Schools which grant degree credit to students for completing MOOCs also risk criticism directed at the MOOCs generally. For example, recently MOOCs have been criticized as a form of neo-colonialism since MOOCs are taught primarily by instructors from Western countries. Similarly, MOOCs are currently taught mainly by white males and so are subject to criticism from a diversity perspective. Both risks are minimized if a school assigns its own faculty to teach its own students using MOOCs only as sources of online content (the way a traditional textbook is used).
It follows that granting degree credit for MOOCs is likely to be a slippery slope for many schools.
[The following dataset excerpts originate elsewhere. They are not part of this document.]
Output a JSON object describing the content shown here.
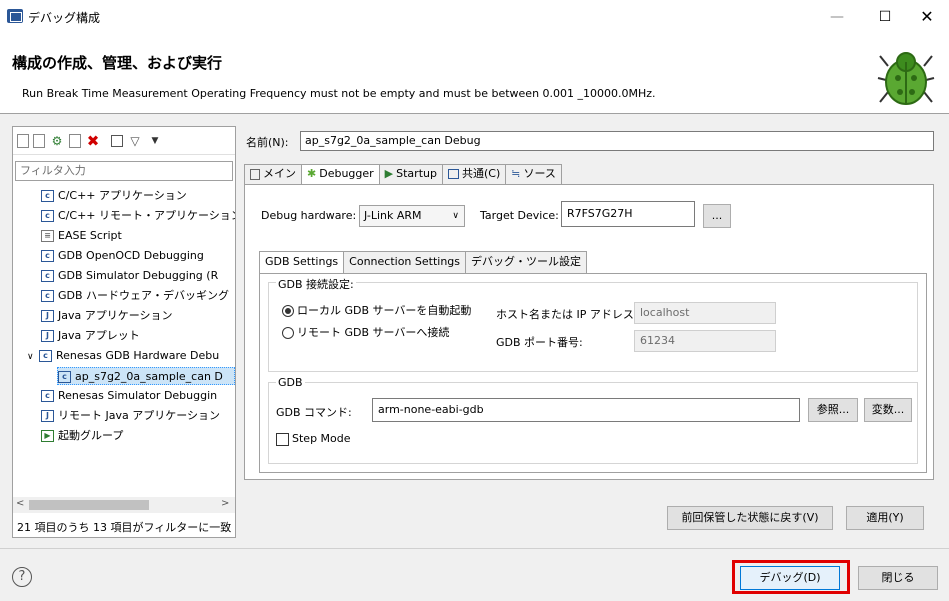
{
  "window": {
    "title": "デバッグ構成",
    "min": "—",
    "max": "☐",
    "close": "✕"
  },
  "header": {
    "title": "構成の作成、管理、および実行",
    "message": "Run Break Time Measurement Operating Frequency must not be empty and must be between 0.001 _10000.0MHz."
  },
  "left": {
    "filter_placeholder": "フィルタ入力",
    "tree": [
      {
        "icon": "c",
        "label": "C/C++ アプリケーション"
      },
      {
        "icon": "c",
        "label": "C/C++ リモート・アプリケーション"
      },
      {
        "icon": "doc",
        "label": "EASE Script"
      },
      {
        "icon": "c",
        "label": "GDB OpenOCD Debugging"
      },
      {
        "icon": "c",
        "label": "GDB Simulator Debugging (R"
      },
      {
        "icon": "c",
        "label": "GDB ハードウェア・デバッギング"
      },
      {
        "icon": "j",
        "label": "Java アプリケーション"
      },
      {
        "icon": "j",
        "label": "Java アプレット"
      },
      {
        "icon": "c",
        "label": "Renesas GDB Hardware Debu"
      },
      {
        "icon": "c",
        "label": "ap_s7g2_0a_sample_can D"
      },
      {
        "icon": "c",
        "label": "Renesas Simulator Debuggin"
      },
      {
        "icon": "j",
        "label": "リモート Java アプリケーション"
      },
      {
        "icon": "grn",
        "label": "起動グループ"
      }
    ],
    "status": "21 項目のうち 13 項目がフィルターに一致"
  },
  "right": {
    "name_label": "名前(N):",
    "name_value": "ap_s7g2_0a_sample_can Debug",
    "tabs": [
      "メイン",
      "Debugger",
      "Startup",
      "共通(C)",
      "ソース"
    ],
    "debug_hw_label": "Debug hardware:",
    "debug_hw_value": "J-Link ARM",
    "target_device_label": "Target Device:",
    "target_device_value": "R7FS7G27H",
    "browse_label": "...",
    "subtabs": [
      "GDB Settings",
      "Connection Settings",
      "デバッグ・ツール設定"
    ],
    "gdb_conn_group": "GDB 接続設定:",
    "radio_local": "ローカル GDB サーバーを自動起動",
    "radio_remote": "リモート GDB サーバーへ接続",
    "host_label": "ホスト名または IP アドレス:",
    "host_value": "localhost",
    "port_label": "GDB ポート番号:",
    "port_value": "61234",
    "gdb_group": "GDB",
    "gdb_cmd_label": "GDB コマンド:",
    "gdb_cmd_value": "arm-none-eabi-gdb",
    "browse_btn": "参照...",
    "vars_btn": "変数...",
    "step_mode": "Step Mode",
    "revert_btn": "前回保管した状態に戻す(V)",
    "apply_btn": "適用(Y)"
  },
  "footer": {
    "help": "?",
    "debug_btn": "デバッグ(D)",
    "close_btn": "閉じる"
  }
}
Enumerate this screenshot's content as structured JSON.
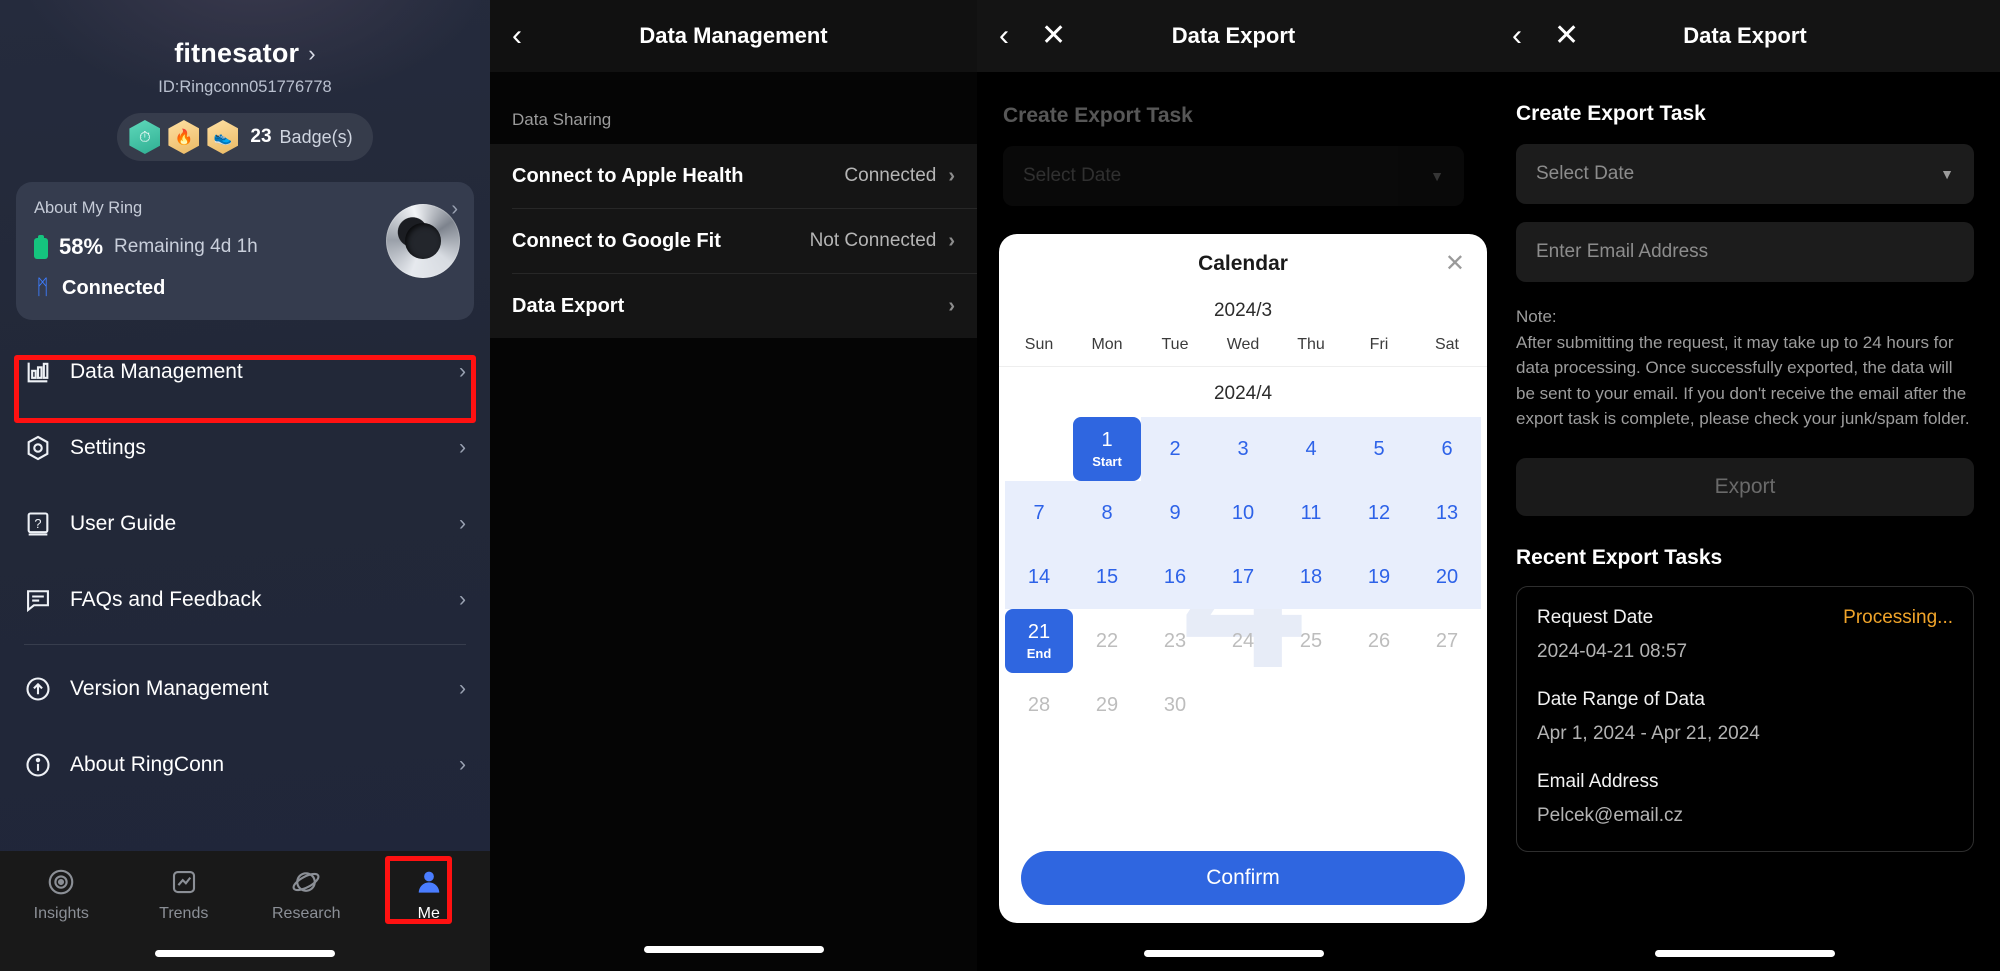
{
  "profile": {
    "username": "fitnesator",
    "chevron": "›",
    "user_id": "ID:Ringconn051776778",
    "badge_count": "23",
    "badge_word": "Badge(s)",
    "badges": [
      {
        "name": "badge-clock-icon",
        "glyph": "⏱",
        "color": "#46c9a8"
      },
      {
        "name": "badge-flame-icon",
        "glyph": "🔥",
        "color": "#f3c97a"
      },
      {
        "name": "badge-shoe-icon",
        "glyph": "👟",
        "color": "#f3c97a"
      }
    ]
  },
  "ring_card": {
    "title": "About My Ring",
    "chevron": "›",
    "battery_pct": "58%",
    "battery_remaining": "Remaining 4d 1h",
    "bluetooth_glyph": "ᛗ",
    "connection_status": "Connected"
  },
  "menu": {
    "items": [
      {
        "label": "Data Management",
        "icon": "bar-chart-icon",
        "chevron": "›",
        "highlighted": true
      },
      {
        "label": "Settings",
        "icon": "gear-icon",
        "chevron": "›",
        "highlighted": false
      },
      {
        "label": "User Guide",
        "icon": "book-question-icon",
        "chevron": "›",
        "highlighted": false
      },
      {
        "label": "FAQs and Feedback",
        "icon": "chat-bubble-icon",
        "chevron": "›",
        "highlighted": false
      },
      {
        "label": "Version Management",
        "icon": "arrow-up-circle-icon",
        "chevron": "›",
        "highlighted": false
      },
      {
        "label": "About RingConn",
        "icon": "info-circle-icon",
        "chevron": "›",
        "highlighted": false
      }
    ]
  },
  "tabbar": {
    "tabs": [
      {
        "label": "Insights",
        "icon": "insights-icon",
        "active": false
      },
      {
        "label": "Trends",
        "icon": "trends-icon",
        "active": false
      },
      {
        "label": "Research",
        "icon": "research-icon",
        "active": false
      },
      {
        "label": "Me",
        "icon": "person-icon",
        "active": true
      }
    ]
  },
  "data_management": {
    "title": "Data Management",
    "back_glyph": "‹",
    "section_label": "Data Sharing",
    "rows": [
      {
        "label": "Connect to Apple Health",
        "value": "Connected",
        "chevron": "›"
      },
      {
        "label": "Connect to Google Fit",
        "value": "Not Connected",
        "chevron": "›"
      },
      {
        "label": "Data Export",
        "value": "",
        "chevron": "›"
      }
    ]
  },
  "data_export_calendar": {
    "title": "Data Export",
    "back_glyph": "‹",
    "close_glyph": "✕",
    "section_title": "Create Export Task",
    "select_date_placeholder": "Select Date",
    "caret_glyph": "▼",
    "calendar": {
      "title": "Calendar",
      "close_glyph": "✕",
      "month_top": "2024/3",
      "weekdays": [
        "Sun",
        "Mon",
        "Tue",
        "Wed",
        "Thu",
        "Fri",
        "Sat"
      ],
      "month_label": "2024/4",
      "watermark": "4",
      "leading_blanks": 1,
      "days": [
        {
          "d": "1",
          "state": "start",
          "sub": "Start"
        },
        {
          "d": "2",
          "state": "inrange",
          "sub": ""
        },
        {
          "d": "3",
          "state": "inrange",
          "sub": ""
        },
        {
          "d": "4",
          "state": "inrange",
          "sub": ""
        },
        {
          "d": "5",
          "state": "inrange",
          "sub": ""
        },
        {
          "d": "6",
          "state": "inrange",
          "sub": ""
        },
        {
          "d": "7",
          "state": "inrange",
          "sub": ""
        },
        {
          "d": "8",
          "state": "inrange",
          "sub": ""
        },
        {
          "d": "9",
          "state": "inrange",
          "sub": ""
        },
        {
          "d": "10",
          "state": "inrange",
          "sub": ""
        },
        {
          "d": "11",
          "state": "inrange",
          "sub": ""
        },
        {
          "d": "12",
          "state": "inrange",
          "sub": ""
        },
        {
          "d": "13",
          "state": "inrange",
          "sub": ""
        },
        {
          "d": "14",
          "state": "inrange",
          "sub": ""
        },
        {
          "d": "15",
          "state": "inrange",
          "sub": ""
        },
        {
          "d": "16",
          "state": "inrange",
          "sub": ""
        },
        {
          "d": "17",
          "state": "inrange",
          "sub": ""
        },
        {
          "d": "18",
          "state": "inrange",
          "sub": ""
        },
        {
          "d": "19",
          "state": "inrange",
          "sub": ""
        },
        {
          "d": "20",
          "state": "inrange",
          "sub": ""
        },
        {
          "d": "21",
          "state": "end",
          "sub": "End"
        },
        {
          "d": "22",
          "state": "plain",
          "sub": ""
        },
        {
          "d": "23",
          "state": "plain",
          "sub": ""
        },
        {
          "d": "24",
          "state": "plain",
          "sub": ""
        },
        {
          "d": "25",
          "state": "plain",
          "sub": ""
        },
        {
          "d": "26",
          "state": "plain",
          "sub": ""
        },
        {
          "d": "27",
          "state": "plain",
          "sub": ""
        },
        {
          "d": "28",
          "state": "plain",
          "sub": ""
        },
        {
          "d": "29",
          "state": "plain",
          "sub": ""
        },
        {
          "d": "30",
          "state": "plain",
          "sub": ""
        }
      ],
      "confirm_label": "Confirm"
    }
  },
  "data_export_detail": {
    "title": "Data Export",
    "back_glyph": "‹",
    "close_glyph": "✕",
    "section_title": "Create Export Task",
    "select_date_placeholder": "Select Date",
    "caret_glyph": "▼",
    "email_placeholder": "Enter Email Address",
    "note_heading": "Note:",
    "note_body": "After submitting the request, it may take up to 24 hours for data processing. Once successfully exported, the data will be sent to your email. If you don't receive the email after the export task is complete, please check your junk/spam folder.",
    "export_label": "Export",
    "recent_title": "Recent Export Tasks",
    "task": {
      "request_date_label": "Request Date",
      "status": "Processing...",
      "status_color": "#f0a42a",
      "request_date_value": "2024-04-21 08:57",
      "date_range_label": "Date Range of Data",
      "date_range_value": "Apr 1, 2024 - Apr 21, 2024",
      "email_label": "Email Address",
      "email_value": "Pelcek@email.cz"
    }
  }
}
There is much less risk when a faculty member of a school teaches and grades students of the school and uses a MOOC simply as an on-line textbook. That is, when there is an entire class from the school using the MOOC and having an instructor from the school. But this is a very different arrangement than the school granting degree credit for a MOOC taken by one of its students as part of a group of students from all over the place and when the MOOC is taught by a person who is not part of the degree-granting school’s faculty. It would seem that the proper way for most schools to give degree credit to students who take MOOCs is for credit to be given only when the MOOC is used as part of instruction in a class given by an instructor at the university.